Related Work & Insights¶
- vs Persistent Homology pipeline: Traditional PH computes and then vectorizes persistence diagrams—theoretically elegant but heavy in both computation and vectorization choices. TopoFormer retains topological stability and multi-scale perspectives but uses interlevel slice sequences, sacrificing full barcode info for parallelizable, attention-ready representations.
- vs PersLay / DMP / EMP / MP-HSM etc.: These methods usually design topological features around persistence diagrams, mapper, or multi-parameter persistence. TopoFormer differs by not treating topology as a static external feature but turning the topological evolution process itself into a sequential input.
- vs Graphormer / GPS etc.: Graphormer directly injects shortest paths, centrality, or structural bias into node tokens. TopoFormer compresses the entire graph into topological tokens before performing graph-level attention. The former is fine-grained, while the latter is lightweight and focused on global structural summaries.
- vs GNN + pooling: Traditional GNNs learn node embeddings then aggregate them using DiffPool, SAGPool, or Top-K. TopoFormer bypasses node embedding updates and constructs representations directly from topological slices of the graph, which is concise for graph-level classification but harder for node-level explanations.

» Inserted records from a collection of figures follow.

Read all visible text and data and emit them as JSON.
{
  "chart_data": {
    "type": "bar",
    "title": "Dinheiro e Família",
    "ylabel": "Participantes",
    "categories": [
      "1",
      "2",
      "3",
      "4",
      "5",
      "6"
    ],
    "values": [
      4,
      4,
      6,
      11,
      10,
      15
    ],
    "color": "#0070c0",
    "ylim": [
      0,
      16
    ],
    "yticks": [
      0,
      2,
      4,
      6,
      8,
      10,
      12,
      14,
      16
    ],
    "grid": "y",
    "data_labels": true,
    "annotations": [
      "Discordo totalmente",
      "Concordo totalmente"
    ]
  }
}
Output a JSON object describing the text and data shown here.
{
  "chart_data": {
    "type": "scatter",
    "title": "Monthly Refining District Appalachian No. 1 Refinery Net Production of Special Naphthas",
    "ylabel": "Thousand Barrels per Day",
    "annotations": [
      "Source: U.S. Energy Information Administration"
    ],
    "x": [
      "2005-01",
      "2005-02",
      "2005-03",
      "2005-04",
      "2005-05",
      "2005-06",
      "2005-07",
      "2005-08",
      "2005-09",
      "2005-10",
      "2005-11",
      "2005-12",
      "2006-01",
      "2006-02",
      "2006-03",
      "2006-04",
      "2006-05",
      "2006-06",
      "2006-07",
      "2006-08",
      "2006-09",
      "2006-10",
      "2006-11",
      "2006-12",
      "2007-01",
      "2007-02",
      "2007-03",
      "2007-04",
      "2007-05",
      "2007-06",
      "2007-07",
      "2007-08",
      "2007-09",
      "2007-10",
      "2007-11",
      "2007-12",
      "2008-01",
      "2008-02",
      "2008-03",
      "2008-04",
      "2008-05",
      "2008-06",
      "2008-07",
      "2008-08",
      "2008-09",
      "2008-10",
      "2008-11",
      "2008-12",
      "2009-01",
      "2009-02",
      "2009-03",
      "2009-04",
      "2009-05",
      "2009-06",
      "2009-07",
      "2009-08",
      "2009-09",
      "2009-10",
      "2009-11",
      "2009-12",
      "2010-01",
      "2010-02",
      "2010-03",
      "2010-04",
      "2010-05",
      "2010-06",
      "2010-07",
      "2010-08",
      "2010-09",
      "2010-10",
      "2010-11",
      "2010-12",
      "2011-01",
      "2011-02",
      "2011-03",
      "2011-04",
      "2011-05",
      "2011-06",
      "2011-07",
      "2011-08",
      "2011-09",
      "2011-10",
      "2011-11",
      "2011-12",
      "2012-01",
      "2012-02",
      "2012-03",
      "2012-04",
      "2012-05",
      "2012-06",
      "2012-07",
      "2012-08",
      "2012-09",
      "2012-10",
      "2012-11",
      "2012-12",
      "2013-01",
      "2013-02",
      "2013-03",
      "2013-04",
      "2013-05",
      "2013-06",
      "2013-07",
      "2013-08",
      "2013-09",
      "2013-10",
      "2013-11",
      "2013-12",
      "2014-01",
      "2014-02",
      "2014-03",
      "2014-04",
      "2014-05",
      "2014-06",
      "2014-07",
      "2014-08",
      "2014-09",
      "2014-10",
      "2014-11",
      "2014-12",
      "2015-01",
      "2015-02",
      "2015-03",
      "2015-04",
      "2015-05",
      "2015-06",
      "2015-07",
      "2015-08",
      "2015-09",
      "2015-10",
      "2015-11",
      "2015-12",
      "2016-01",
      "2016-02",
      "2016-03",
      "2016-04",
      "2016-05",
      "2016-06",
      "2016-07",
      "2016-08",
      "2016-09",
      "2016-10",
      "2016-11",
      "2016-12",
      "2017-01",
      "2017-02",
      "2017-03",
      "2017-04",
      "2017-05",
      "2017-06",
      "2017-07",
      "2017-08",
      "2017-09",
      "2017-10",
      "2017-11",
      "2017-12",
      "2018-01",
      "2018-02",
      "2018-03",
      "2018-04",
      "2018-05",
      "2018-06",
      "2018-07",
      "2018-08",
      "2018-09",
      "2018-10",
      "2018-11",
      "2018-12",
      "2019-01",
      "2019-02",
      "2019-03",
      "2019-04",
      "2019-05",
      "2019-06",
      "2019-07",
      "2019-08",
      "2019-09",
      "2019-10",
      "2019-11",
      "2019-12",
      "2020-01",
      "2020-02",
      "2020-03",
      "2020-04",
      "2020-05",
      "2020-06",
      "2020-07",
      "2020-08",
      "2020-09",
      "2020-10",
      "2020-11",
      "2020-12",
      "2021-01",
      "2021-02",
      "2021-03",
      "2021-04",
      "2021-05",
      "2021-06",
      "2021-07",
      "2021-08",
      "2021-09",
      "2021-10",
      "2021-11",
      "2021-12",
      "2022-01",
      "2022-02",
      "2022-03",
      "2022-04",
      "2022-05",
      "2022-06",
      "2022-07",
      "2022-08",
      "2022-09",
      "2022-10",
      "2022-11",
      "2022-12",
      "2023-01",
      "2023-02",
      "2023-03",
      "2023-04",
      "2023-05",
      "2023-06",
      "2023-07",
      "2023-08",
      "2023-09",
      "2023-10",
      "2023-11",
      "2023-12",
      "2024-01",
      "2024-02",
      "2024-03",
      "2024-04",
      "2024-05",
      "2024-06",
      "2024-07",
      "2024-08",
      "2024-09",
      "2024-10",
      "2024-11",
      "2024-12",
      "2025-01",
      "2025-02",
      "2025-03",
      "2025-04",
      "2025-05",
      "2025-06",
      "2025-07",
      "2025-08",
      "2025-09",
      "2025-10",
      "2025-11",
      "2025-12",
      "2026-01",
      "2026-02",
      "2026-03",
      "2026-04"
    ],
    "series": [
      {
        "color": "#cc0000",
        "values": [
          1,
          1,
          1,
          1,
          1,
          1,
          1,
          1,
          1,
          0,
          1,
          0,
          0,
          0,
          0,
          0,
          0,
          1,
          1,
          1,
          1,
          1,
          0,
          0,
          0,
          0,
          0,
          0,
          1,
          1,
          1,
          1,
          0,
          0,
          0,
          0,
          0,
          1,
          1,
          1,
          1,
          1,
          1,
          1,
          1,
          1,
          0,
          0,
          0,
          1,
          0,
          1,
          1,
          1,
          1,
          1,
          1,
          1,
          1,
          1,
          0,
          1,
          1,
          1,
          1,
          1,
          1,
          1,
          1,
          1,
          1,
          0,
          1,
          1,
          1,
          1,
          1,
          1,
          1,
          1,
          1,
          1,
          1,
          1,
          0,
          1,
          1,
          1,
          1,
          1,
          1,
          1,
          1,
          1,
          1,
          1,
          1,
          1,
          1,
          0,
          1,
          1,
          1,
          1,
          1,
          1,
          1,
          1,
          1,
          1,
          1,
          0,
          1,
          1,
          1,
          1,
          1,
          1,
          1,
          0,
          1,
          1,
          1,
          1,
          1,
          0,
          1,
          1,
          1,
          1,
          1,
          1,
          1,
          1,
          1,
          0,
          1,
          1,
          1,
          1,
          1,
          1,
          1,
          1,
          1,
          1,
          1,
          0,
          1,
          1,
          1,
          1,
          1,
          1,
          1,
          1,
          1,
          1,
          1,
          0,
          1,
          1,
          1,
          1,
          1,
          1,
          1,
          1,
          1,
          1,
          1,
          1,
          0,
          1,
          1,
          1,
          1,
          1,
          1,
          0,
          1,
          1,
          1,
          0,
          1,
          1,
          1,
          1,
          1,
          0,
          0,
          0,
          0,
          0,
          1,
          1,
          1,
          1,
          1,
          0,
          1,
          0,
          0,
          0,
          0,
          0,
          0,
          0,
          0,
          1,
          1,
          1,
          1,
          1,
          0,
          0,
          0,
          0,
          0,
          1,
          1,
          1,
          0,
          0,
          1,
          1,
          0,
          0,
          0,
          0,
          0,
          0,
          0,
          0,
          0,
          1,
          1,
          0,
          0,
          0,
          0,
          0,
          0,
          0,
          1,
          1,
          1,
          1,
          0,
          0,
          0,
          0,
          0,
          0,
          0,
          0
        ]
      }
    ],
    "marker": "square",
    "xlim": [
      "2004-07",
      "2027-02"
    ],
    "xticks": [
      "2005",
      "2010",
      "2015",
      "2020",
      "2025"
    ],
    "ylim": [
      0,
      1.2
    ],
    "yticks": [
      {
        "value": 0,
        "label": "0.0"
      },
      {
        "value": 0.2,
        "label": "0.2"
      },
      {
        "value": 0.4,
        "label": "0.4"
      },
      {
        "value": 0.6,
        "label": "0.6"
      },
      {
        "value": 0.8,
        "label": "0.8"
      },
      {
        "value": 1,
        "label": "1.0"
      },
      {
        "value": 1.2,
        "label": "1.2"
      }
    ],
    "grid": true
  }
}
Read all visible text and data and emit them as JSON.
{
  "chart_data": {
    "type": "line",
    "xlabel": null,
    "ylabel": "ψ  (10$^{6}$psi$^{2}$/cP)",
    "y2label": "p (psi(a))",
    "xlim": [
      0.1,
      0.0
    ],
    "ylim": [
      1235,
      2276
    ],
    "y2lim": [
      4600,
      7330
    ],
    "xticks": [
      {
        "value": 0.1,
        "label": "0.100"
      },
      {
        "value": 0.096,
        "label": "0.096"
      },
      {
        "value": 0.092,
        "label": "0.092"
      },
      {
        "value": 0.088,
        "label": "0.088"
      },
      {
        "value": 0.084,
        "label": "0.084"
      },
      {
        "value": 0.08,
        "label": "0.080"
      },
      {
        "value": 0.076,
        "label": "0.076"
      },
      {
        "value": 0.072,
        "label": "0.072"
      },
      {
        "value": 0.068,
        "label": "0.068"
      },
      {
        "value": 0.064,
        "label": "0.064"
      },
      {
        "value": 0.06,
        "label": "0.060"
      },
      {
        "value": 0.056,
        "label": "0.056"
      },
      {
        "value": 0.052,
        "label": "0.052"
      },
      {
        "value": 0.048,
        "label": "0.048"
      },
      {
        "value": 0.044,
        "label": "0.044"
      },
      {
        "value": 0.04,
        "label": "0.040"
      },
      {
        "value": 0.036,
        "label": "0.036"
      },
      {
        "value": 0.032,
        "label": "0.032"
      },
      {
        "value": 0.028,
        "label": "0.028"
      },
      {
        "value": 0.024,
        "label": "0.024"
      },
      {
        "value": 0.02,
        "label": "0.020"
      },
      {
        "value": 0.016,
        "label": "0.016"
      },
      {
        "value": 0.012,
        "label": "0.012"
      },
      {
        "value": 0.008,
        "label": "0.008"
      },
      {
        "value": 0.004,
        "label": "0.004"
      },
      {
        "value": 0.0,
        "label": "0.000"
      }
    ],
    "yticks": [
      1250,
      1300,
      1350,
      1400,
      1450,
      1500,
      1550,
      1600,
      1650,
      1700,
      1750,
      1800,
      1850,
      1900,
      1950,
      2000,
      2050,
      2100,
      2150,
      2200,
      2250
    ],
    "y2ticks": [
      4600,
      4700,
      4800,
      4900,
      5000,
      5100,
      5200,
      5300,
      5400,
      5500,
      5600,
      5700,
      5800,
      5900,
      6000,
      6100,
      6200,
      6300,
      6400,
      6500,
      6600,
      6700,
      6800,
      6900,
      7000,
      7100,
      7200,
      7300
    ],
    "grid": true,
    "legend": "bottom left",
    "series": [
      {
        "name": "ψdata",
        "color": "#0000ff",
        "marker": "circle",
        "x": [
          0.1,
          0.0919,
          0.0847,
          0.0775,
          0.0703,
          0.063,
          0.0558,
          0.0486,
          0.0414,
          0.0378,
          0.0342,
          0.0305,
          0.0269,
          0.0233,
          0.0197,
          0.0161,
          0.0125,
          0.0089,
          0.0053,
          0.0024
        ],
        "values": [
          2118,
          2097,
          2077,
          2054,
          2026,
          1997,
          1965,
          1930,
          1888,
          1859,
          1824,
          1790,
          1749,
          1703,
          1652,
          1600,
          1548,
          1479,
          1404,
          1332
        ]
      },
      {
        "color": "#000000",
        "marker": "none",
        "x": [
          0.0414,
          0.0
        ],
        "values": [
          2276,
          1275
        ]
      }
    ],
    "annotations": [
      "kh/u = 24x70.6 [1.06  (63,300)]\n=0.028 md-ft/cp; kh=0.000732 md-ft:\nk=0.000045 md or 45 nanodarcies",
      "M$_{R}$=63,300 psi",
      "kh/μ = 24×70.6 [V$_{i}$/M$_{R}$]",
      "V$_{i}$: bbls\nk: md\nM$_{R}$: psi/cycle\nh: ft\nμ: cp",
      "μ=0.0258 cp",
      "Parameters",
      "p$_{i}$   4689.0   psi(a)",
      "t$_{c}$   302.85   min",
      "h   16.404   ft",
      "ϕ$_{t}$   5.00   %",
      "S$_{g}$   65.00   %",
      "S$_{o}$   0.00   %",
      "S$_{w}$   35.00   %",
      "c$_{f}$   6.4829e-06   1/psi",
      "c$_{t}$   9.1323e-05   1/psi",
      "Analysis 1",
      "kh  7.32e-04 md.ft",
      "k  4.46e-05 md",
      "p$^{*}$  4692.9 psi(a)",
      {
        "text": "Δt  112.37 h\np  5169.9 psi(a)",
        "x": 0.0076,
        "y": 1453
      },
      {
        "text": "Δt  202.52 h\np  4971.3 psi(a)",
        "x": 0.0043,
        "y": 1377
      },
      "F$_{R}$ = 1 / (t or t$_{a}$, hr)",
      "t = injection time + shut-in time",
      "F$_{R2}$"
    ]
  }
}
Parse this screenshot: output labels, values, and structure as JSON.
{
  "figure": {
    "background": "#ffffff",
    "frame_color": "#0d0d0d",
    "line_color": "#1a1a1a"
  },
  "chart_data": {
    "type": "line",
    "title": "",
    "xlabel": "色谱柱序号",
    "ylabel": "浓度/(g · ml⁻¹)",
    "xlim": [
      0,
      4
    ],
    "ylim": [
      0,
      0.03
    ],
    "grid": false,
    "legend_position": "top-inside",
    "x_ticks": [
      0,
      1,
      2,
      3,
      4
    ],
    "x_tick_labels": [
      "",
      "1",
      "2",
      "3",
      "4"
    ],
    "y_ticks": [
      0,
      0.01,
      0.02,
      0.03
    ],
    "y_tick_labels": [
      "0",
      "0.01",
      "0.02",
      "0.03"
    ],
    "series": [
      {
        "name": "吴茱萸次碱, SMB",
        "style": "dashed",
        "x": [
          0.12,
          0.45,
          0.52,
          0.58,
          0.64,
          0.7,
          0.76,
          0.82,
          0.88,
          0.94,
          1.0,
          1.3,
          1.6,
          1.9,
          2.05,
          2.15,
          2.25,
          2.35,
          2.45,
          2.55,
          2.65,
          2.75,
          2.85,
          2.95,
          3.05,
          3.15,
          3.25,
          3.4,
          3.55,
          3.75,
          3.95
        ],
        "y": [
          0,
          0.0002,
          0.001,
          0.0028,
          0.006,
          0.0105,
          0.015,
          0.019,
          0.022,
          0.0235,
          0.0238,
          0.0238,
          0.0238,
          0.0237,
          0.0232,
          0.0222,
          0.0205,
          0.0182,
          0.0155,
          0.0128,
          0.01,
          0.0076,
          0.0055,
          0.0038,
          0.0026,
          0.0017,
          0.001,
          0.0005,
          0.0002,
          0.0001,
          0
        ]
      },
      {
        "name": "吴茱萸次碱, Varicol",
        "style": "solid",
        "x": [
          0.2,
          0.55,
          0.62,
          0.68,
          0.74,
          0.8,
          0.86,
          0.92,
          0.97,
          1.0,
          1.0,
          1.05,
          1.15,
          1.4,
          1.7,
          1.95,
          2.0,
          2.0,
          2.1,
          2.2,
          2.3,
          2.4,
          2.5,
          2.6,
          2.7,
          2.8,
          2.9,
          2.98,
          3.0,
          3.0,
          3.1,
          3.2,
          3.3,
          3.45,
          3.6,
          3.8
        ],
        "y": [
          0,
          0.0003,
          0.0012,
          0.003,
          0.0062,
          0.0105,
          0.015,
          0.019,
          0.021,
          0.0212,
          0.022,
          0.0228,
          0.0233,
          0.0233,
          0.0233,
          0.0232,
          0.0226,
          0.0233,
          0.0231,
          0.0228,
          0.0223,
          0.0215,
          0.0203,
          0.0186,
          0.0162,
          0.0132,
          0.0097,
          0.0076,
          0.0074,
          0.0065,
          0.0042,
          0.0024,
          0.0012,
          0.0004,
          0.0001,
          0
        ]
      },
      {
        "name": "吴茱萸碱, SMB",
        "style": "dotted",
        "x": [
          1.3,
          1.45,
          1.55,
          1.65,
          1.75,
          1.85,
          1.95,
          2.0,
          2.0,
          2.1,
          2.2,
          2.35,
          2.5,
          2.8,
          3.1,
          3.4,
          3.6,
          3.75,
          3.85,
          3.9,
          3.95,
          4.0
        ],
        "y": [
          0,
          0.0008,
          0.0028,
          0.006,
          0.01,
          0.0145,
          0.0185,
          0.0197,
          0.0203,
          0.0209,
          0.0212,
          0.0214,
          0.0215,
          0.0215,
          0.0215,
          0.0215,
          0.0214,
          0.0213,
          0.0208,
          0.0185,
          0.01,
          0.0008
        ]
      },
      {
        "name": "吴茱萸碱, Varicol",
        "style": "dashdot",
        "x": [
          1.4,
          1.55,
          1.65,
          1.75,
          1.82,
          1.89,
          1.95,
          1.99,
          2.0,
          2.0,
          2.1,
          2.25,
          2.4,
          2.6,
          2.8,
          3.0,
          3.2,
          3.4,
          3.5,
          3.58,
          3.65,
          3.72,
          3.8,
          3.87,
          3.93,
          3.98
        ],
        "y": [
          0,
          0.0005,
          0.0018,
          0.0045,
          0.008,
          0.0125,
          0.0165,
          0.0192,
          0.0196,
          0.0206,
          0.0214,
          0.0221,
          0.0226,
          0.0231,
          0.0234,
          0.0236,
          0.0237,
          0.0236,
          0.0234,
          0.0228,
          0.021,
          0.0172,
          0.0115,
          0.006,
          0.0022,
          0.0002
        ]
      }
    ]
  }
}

- vs Molecular Fingerprints: ECFP and similar fingerprints encode chemical local substructures, while Topo-Scan encodes graph topological hierarchies. TOPOFORMER* experiments show they are complementary: fingerprints provide chemical semantics, while topological sequences provide structural organization.
Rating¶
- Novelty: ⭐⭐⭐⭐☆ The idea of organizing interlevel topological slices as Transformer tokens is clear and distinctive, though the core tokens remain basic.
- Experimental Thoroughness: ⭐⭐⭐⭐☆ Covers graph classification, MPP, OGBG-MOLHIV, PH comparisons, and ablations on width/filtration; however, node/edge-level tasks and large-scale pre-training are not yet verified.
- Writing Quality: ⭐⭐⭐⭐☆ Motivation, methods, and complexity explanations are complete, and stability proofs are provided in the appendix; there are many tables, requiring the reader to filter for key points.
- Value: ⭐⭐⭐⭐☆ Highly insightful for those looking to integrate TDA signals into deep graph learning, especially regarding the "topological serialization" interface, which has significant room for expansion.